Urgency of IFRS 9 Implementation Timeline

“For those firms that have not begun preparations for IFRS 9 yet, the message is clear; time is ticking with at least three years required to implement the multitude of different rules, calculations and disclosures, based on the IASB’s own benchmark test,” said Jeroen Van Doorsselaere, global subject matter expert, Finance and Performance at Wolters Kluwer Financial Services. “One route to take would be to align the risk and finance functions at least from a data perspective, meaning that risk data can be reused and applied to certain IFRS 9 models, such as the expected loss model for impairment, which is due to be finalized at the end of July. Moves like this save both time and cost while providing an integrated view.”
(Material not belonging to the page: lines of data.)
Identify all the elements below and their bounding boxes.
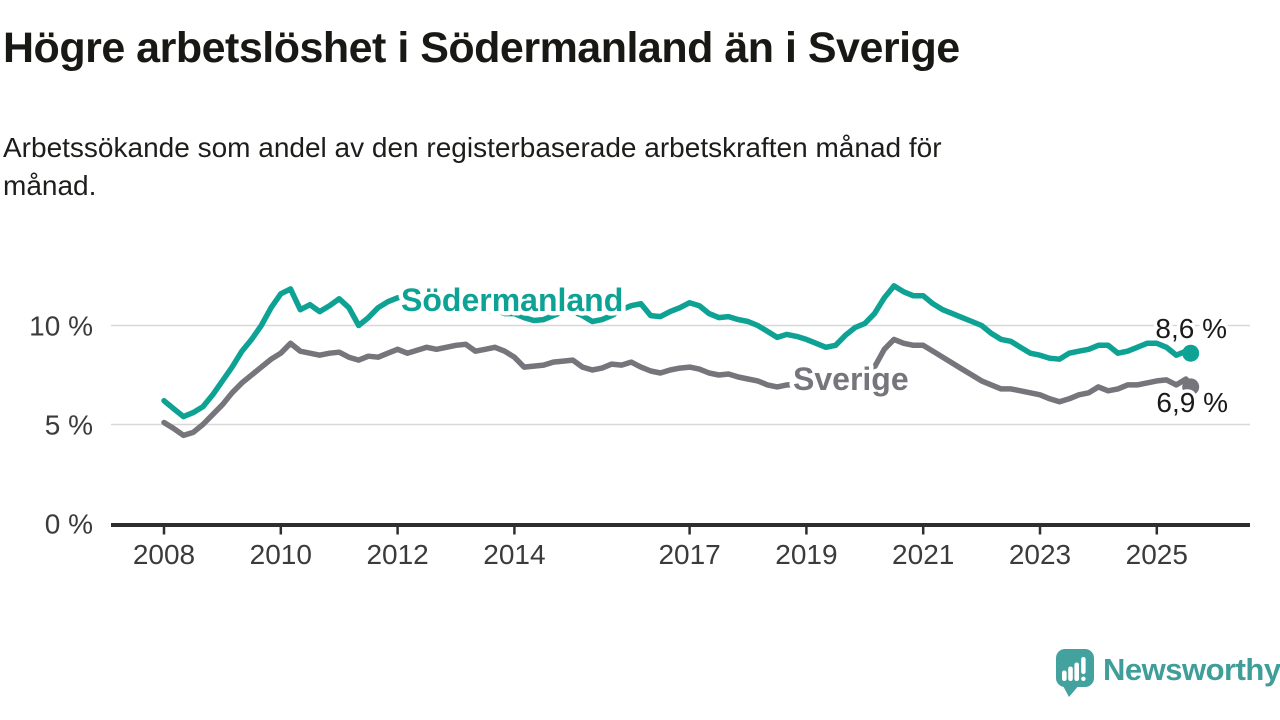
series-label-sverige: Sverige <box>793 361 909 397</box>
series-end-dot-sodermanland <box>1182 344 1200 362</box>
newsworthy-wordmark: Newsworthy <box>1103 652 1280 687</box>
logo-bar-tall <box>1074 662 1079 681</box>
x-tick-label: 2014 <box>483 539 545 570</box>
logo-exclamation-stem <box>1081 657 1086 674</box>
chart-subtitle: Arbetssökande som andel av den registerb… <box>3 129 942 205</box>
x-tick-label: 2008 <box>133 539 195 570</box>
x-tick-label: 2012 <box>366 539 428 570</box>
chart-subtitle-line1: Arbetssökande som andel av den registerb… <box>3 132 942 163</box>
x-tick-label: 2019 <box>775 539 837 570</box>
logo-bar-small <box>1062 670 1067 681</box>
y-tick-label: 10 % <box>29 311 93 342</box>
x-tick-label: 2021 <box>892 539 954 570</box>
end-value-label-sodermanland: 8,6 % <box>1155 313 1227 344</box>
series-end-dot-sverige <box>1182 378 1200 396</box>
y-tick-label: 0 % <box>45 509 93 540</box>
series-line-sodermanland <box>161 283 1194 420</box>
logo-bubble-tail <box>1062 684 1080 697</box>
series-line-sverige <box>161 336 1194 439</box>
end-value-label-sverige: 6,9 % <box>1156 387 1228 418</box>
logo-exclamation-dot <box>1081 676 1086 681</box>
x-tick-label: 2023 <box>1009 539 1071 570</box>
logo-bar-medium <box>1068 666 1073 681</box>
newsworthy-icon <box>1056 649 1094 697</box>
chart-title: Högre arbetslöshet i Södermanland än i S… <box>3 24 960 72</box>
x-tick-label: 2025 <box>1126 539 1188 570</box>
chart-subtitle-line2: månad. <box>3 170 97 201</box>
y-tick-label: 5 % <box>45 410 93 441</box>
series-label-sodermanland: Södermanland <box>401 282 623 318</box>
x-tick-label: 2017 <box>658 539 720 570</box>
newsworthy-logo: Newsworthy <box>1056 649 1280 706</box>
x-tick-label: 2010 <box>250 539 312 570</box>
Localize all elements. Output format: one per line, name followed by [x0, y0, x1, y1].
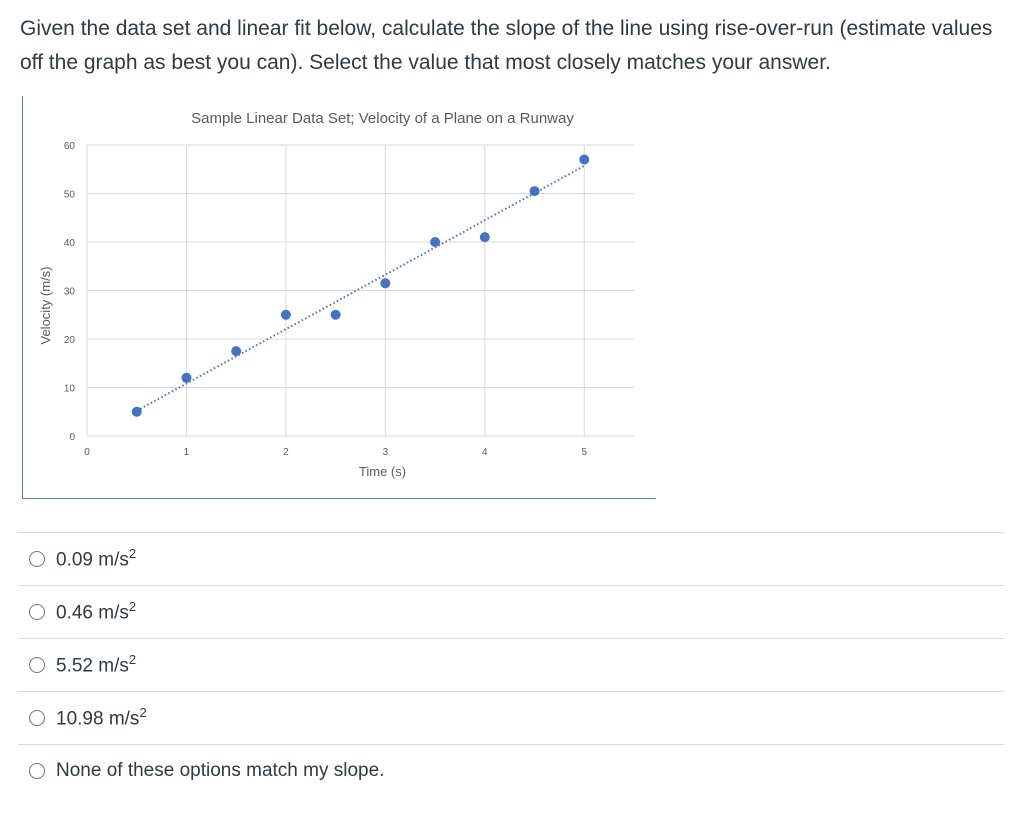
x-tick-label: 3: [383, 447, 389, 458]
answer-option-2[interactable]: 0.46 m/s2: [18, 585, 1004, 638]
radio-button[interactable]: [29, 604, 45, 620]
data-point: [579, 154, 590, 165]
answer-label: None of these options match my slope.: [56, 760, 385, 781]
x-tick-label: 4: [482, 447, 488, 458]
data-point: [380, 278, 391, 289]
radio-button[interactable]: [29, 710, 45, 726]
y-tick-label: 0: [69, 432, 75, 443]
data-point: [181, 372, 192, 383]
y-axis-label: Velocity (m/s): [38, 266, 53, 344]
answer-option-1[interactable]: 0.09 m/s2: [18, 532, 1004, 585]
y-tick-label: 10: [64, 384, 76, 395]
y-tick-label: 50: [64, 190, 76, 201]
data-point: [280, 309, 291, 320]
answer-list: 0.09 m/s2 0.46 m/s2 5.52 m/s2 10.98 m/s2…: [18, 532, 1004, 797]
answer-label: 0.09 m/s2: [56, 546, 137, 571]
answer-option-5[interactable]: None of these options match my slope.: [18, 744, 1004, 797]
answer-option-3[interactable]: 5.52 m/s2: [18, 638, 1004, 691]
velocity-chart: Sample Linear Data Set; Velocity of a Pl…: [38, 110, 634, 479]
chart-title: Sample Linear Data Set; Velocity of a Pl…: [191, 110, 574, 127]
radio-button[interactable]: [29, 763, 45, 779]
y-tick-label: 60: [64, 141, 76, 152]
y-tick-label: 30: [64, 287, 76, 298]
question-text: Given the data set and linear fit below,…: [20, 17, 993, 74]
data-point: [330, 309, 341, 320]
answer-label: 10.98 m/s2: [56, 705, 147, 730]
x-tick-label: 0: [84, 447, 90, 458]
x-tick-label: 1: [184, 447, 190, 458]
trendline: [136, 164, 585, 412]
radio-button[interactable]: [29, 551, 45, 567]
chart-container: Sample Linear Data Set; Velocity of a Pl…: [22, 96, 656, 499]
answer-label: 0.46 m/s2: [56, 599, 137, 624]
y-tick-label: 20: [64, 335, 76, 346]
x-tick-label: 5: [581, 447, 587, 458]
radio-button[interactable]: [29, 657, 45, 673]
data-point: [430, 237, 441, 247]
y-tick-label: 40: [64, 238, 76, 249]
answer-label: 5.52 m/s2: [56, 652, 137, 677]
data-point: [131, 406, 142, 417]
x-tick-label: 2: [283, 447, 289, 458]
answer-option-4[interactable]: 10.98 m/s2: [18, 691, 1004, 744]
data-point: [479, 232, 490, 243]
data-point: [231, 346, 242, 357]
data-point: [529, 186, 540, 197]
x-axis-label: Time (s): [359, 464, 406, 479]
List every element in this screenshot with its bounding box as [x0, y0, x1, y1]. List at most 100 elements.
Challenges and Requirements Highlighted at IFRS 9 Summit

Wolters Kluwer Financial Services  issued a comment piece which further highlights the three key actions and also looks in depth at the IFRS 9 requirements and challenges discussed at the recent IFRS Conference in London. For more information on the company’s IFRS solution and its IFRS 9 functionality, go to http://www.wolterskluwerfs.com/summix/ifrs.aspx

Key Takeaways

  • Perform impact analysis to align accounting policies with business models under IFRS 9.
  • Leverage risk systems data to support IFRS 9 impairment models and reduce IT burden.
  • Conduct a one-year parallel run before 2018 to identify and resolve implementation issues.
  • Implement an IFRS 9 solution by 2016 to allow sufficient time for adjustments.

References

Frequently Asked Questions

What is IFRS 9 and why is it important?
IFRS 9 is the new financial instruments standard replacing IAS 39, introducing updated rules on classification, measurement, impairment and hedge accounting, effective from 1 January 2018.
What is an impact analysis in IFRS 9 context?
It’s an assessment to identify necessary changes and adjust accounting policies to align with firms’ business models under the new IFRS 9 rules.
How can leveraging risk data help?
Using existing risk‑system data alongside IFRS 9 models reduces burden on IT systems by enabling reuse of data for expected credit loss calculations.
What is a parallel run and why conduct it?
A parallel run involves running IFRS 9 calculations in tandem with existing standards for about a year prior to implementation to ensure models and systems work correctly.